Dalibo's wonderful execution plan visualizer
Sometimes you'll have some nasty query you just need to sit down with and optimize. In my experience, in a DWH this ends up happening with queries that involve many large tables in sequential joining and aggregation steps (as in, you join a few tables, group to some granularity, join some more, group again, etc).
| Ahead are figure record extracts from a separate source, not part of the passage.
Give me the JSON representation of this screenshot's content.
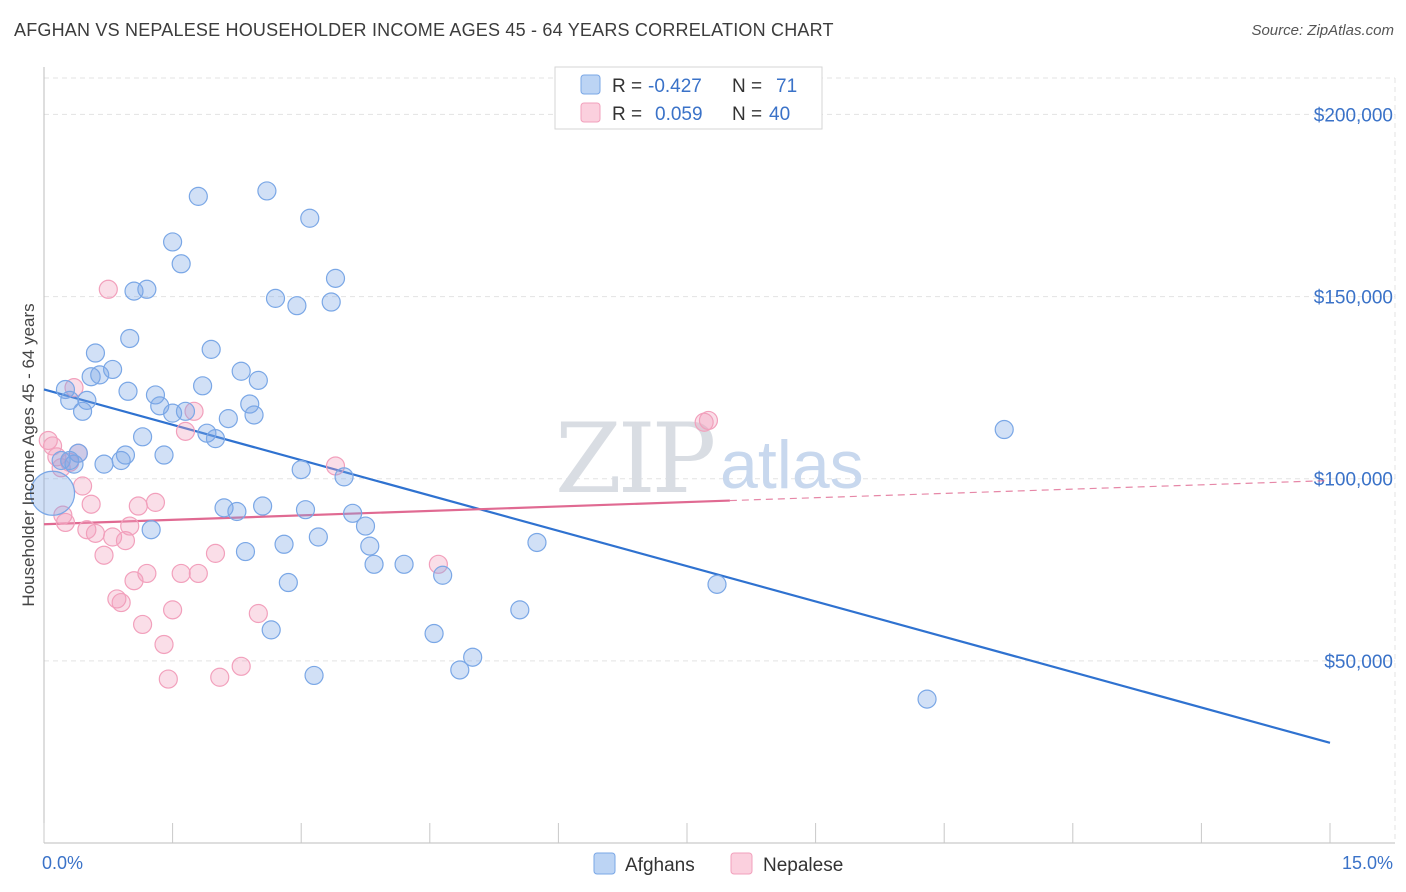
{
  "title": "AFGHAN VS NEPALESE HOUSEHOLDER INCOME AGES 45 - 64 YEARS CORRELATION CHART",
  "source": "Source: ZipAtlas.com",
  "watermark": {
    "zip": "ZIP",
    "atlas": "atlas"
  },
  "colors": {
    "afghans": "#7aa7e6",
    "nepalese": "#f2a0bc",
    "afghans_line": "#2f72d0",
    "nepalese_line": "#e06a92",
    "axis_text": "#3a72c8"
  },
  "legend": {
    "rows": [
      {
        "r_label": "R =",
        "r_value": "-0.427",
        "n_label": "N =",
        "n_value": "71"
      },
      {
        "r_label": "R =",
        "r_value": "0.059",
        "n_label": "N =",
        "n_value": "40"
      }
    ]
  },
  "bottom_legend": [
    "Afghans",
    "Nepalese"
  ],
  "chart_data": {
    "type": "scatter",
    "title": "AFGHAN VS NEPALESE HOUSEHOLDER INCOME AGES 45 - 64 YEARS CORRELATION CHART",
    "xlabel": "",
    "ylabel": "Householder Income Ages 45 - 64 years",
    "xlim": [
      0,
      15
    ],
    "ylim": [
      0,
      210000
    ],
    "x_tick_labels": [
      "0.0%",
      "15.0%"
    ],
    "y_ticks": [
      50000,
      100000,
      150000,
      200000
    ],
    "y_tick_labels": [
      "$50,000",
      "$100,000",
      "$150,000",
      "$200,000"
    ],
    "grid": true,
    "legend_position": "top-center",
    "series": [
      {
        "name": "Afghans",
        "r": -0.427,
        "n": 71,
        "trend": {
          "x": [
            0,
            15
          ],
          "y": [
            124500,
            27500
          ]
        },
        "points": [
          [
            0.1,
            96000
          ],
          [
            0.2,
            105000
          ],
          [
            0.25,
            124500
          ],
          [
            0.3,
            121500
          ],
          [
            0.35,
            104000
          ],
          [
            0.4,
            107000
          ],
          [
            0.45,
            118500
          ],
          [
            0.5,
            121500
          ],
          [
            0.55,
            128000
          ],
          [
            0.6,
            134500
          ],
          [
            0.65,
            128500
          ],
          [
            0.7,
            104000
          ],
          [
            0.8,
            130000
          ],
          [
            0.9,
            105000
          ],
          [
            0.95,
            106500
          ],
          [
            0.98,
            124000
          ],
          [
            1.0,
            138500
          ],
          [
            1.05,
            151500
          ],
          [
            1.15,
            111500
          ],
          [
            1.2,
            152000
          ],
          [
            1.25,
            86000
          ],
          [
            1.3,
            123000
          ],
          [
            1.35,
            120000
          ],
          [
            1.4,
            106500
          ],
          [
            1.5,
            118000
          ],
          [
            1.5,
            165000
          ],
          [
            1.6,
            159000
          ],
          [
            1.65,
            118500
          ],
          [
            1.8,
            177500
          ],
          [
            1.85,
            125500
          ],
          [
            1.9,
            112500
          ],
          [
            1.95,
            135500
          ],
          [
            2.0,
            111000
          ],
          [
            2.1,
            92000
          ],
          [
            2.15,
            116500
          ],
          [
            2.25,
            91000
          ],
          [
            2.3,
            129500
          ],
          [
            2.35,
            80000
          ],
          [
            2.4,
            120500
          ],
          [
            2.45,
            117500
          ],
          [
            2.5,
            127000
          ],
          [
            2.55,
            92500
          ],
          [
            2.6,
            179000
          ],
          [
            2.65,
            58500
          ],
          [
            2.7,
            149500
          ],
          [
            2.8,
            82000
          ],
          [
            2.85,
            71500
          ],
          [
            2.95,
            147500
          ],
          [
            3.0,
            102500
          ],
          [
            3.05,
            91500
          ],
          [
            3.1,
            171500
          ],
          [
            3.15,
            46000
          ],
          [
            3.2,
            84000
          ],
          [
            3.35,
            148500
          ],
          [
            3.4,
            155000
          ],
          [
            3.5,
            100500
          ],
          [
            3.6,
            90500
          ],
          [
            3.75,
            87000
          ],
          [
            3.8,
            81500
          ],
          [
            3.85,
            76500
          ],
          [
            4.2,
            76500
          ],
          [
            4.55,
            57500
          ],
          [
            4.65,
            73500
          ],
          [
            4.85,
            47500
          ],
          [
            5.0,
            51000
          ],
          [
            5.55,
            64000
          ],
          [
            5.75,
            82500
          ],
          [
            7.85,
            71000
          ],
          [
            10.3,
            39500
          ],
          [
            11.2,
            113500
          ],
          [
            0.3,
            105000
          ]
        ]
      },
      {
        "name": "Nepalese",
        "r": 0.059,
        "n": 40,
        "trend": {
          "x": [
            0,
            8
          ],
          "y": [
            87500,
            94000
          ],
          "dashed_x": [
            8,
            15
          ],
          "dashed_y": [
            94000,
            99500
          ]
        },
        "points": [
          [
            0.05,
            110500
          ],
          [
            0.1,
            109000
          ],
          [
            0.15,
            106000
          ],
          [
            0.2,
            103000
          ],
          [
            0.22,
            90000
          ],
          [
            0.3,
            104500
          ],
          [
            0.35,
            125000
          ],
          [
            0.4,
            107000
          ],
          [
            0.45,
            98000
          ],
          [
            0.5,
            86000
          ],
          [
            0.55,
            93000
          ],
          [
            0.6,
            85000
          ],
          [
            0.7,
            79000
          ],
          [
            0.75,
            152000
          ],
          [
            0.8,
            84000
          ],
          [
            0.85,
            67000
          ],
          [
            0.9,
            66000
          ],
          [
            0.95,
            83000
          ],
          [
            1.0,
            87000
          ],
          [
            1.05,
            72000
          ],
          [
            1.1,
            92500
          ],
          [
            1.15,
            60000
          ],
          [
            1.2,
            74000
          ],
          [
            1.3,
            93500
          ],
          [
            1.4,
            54500
          ],
          [
            1.45,
            45000
          ],
          [
            1.5,
            64000
          ],
          [
            1.6,
            74000
          ],
          [
            1.65,
            113000
          ],
          [
            1.75,
            118500
          ],
          [
            1.8,
            74000
          ],
          [
            2.0,
            79500
          ],
          [
            2.05,
            45500
          ],
          [
            2.3,
            48500
          ],
          [
            2.5,
            63000
          ],
          [
            3.4,
            103500
          ],
          [
            4.6,
            76500
          ],
          [
            7.7,
            115500
          ],
          [
            7.75,
            116000
          ],
          [
            0.25,
            88000
          ]
        ]
      }
    ]
  }
}
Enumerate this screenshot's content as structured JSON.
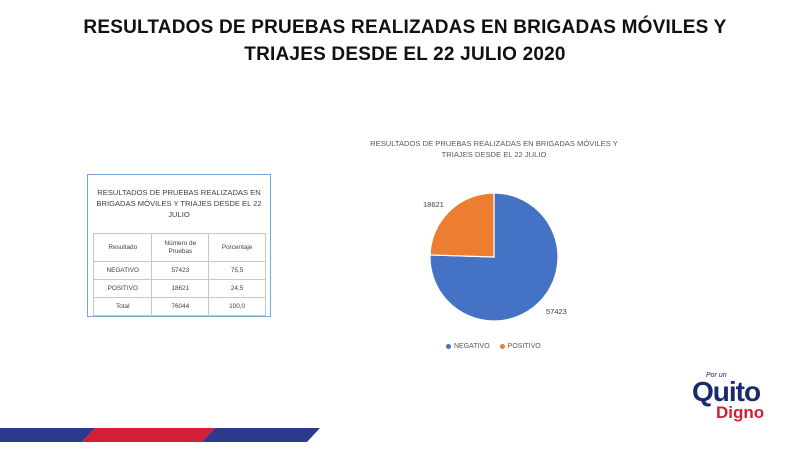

You can get the query's real execution details with EXPLAIN ANALYZE
, but the output's
readability is on par with morse-encoded regex patterns. I always had headaches dealing with them until
I came across Dalibo's execution plan
visualizer. You can paste the output of EXPLAIN ANALYZE
there and see the query
execution presented as a diagram. No amount of words will portray accurately how awesome the UX is, so
I encourage you to try the tool with some nasty query and see for yourself.
Local dev env + Foreign Data Wrapper
One of the awesome things of using Postgres is how trivial it is to spin up an instance. This makes goofing around much more simpler than whenever setting up a new instance means paperwork, $$$, etc.
Data team members at Truvi have a dockerized Postgres running in their laptops that they can use when they are developing on our DWH dbt project. In the early days, you could grab some production dump with some subset of tables from our staging layer and run significant chunks of our dbt DAG in your laptop if you were patient.
A few hundreds of models later, this evolved to increasingly difficult and finally became impossible.
Luckily, we came across Postgres' Foreign Data Wrapper. There's quite a bit to it, but to keep it short here, just be aware that FDW allows you to make a Postgres server give access to some table in a different Postgres server while pretending they are local. So, you query table X in Postgres server A, even though table X is actually stored in Postgres server B. But your query works just the same as if it was a local genuine table.
Setting these up is fairly trivial, and has allowed our dbt project contributors to be able to execute hybrid dbt runs where some data and tables is local to their laptop, whereas some upstream data is being read from production server's. The approach has been great so far, enabling them to actually test models before commiting them to master in a convenient way.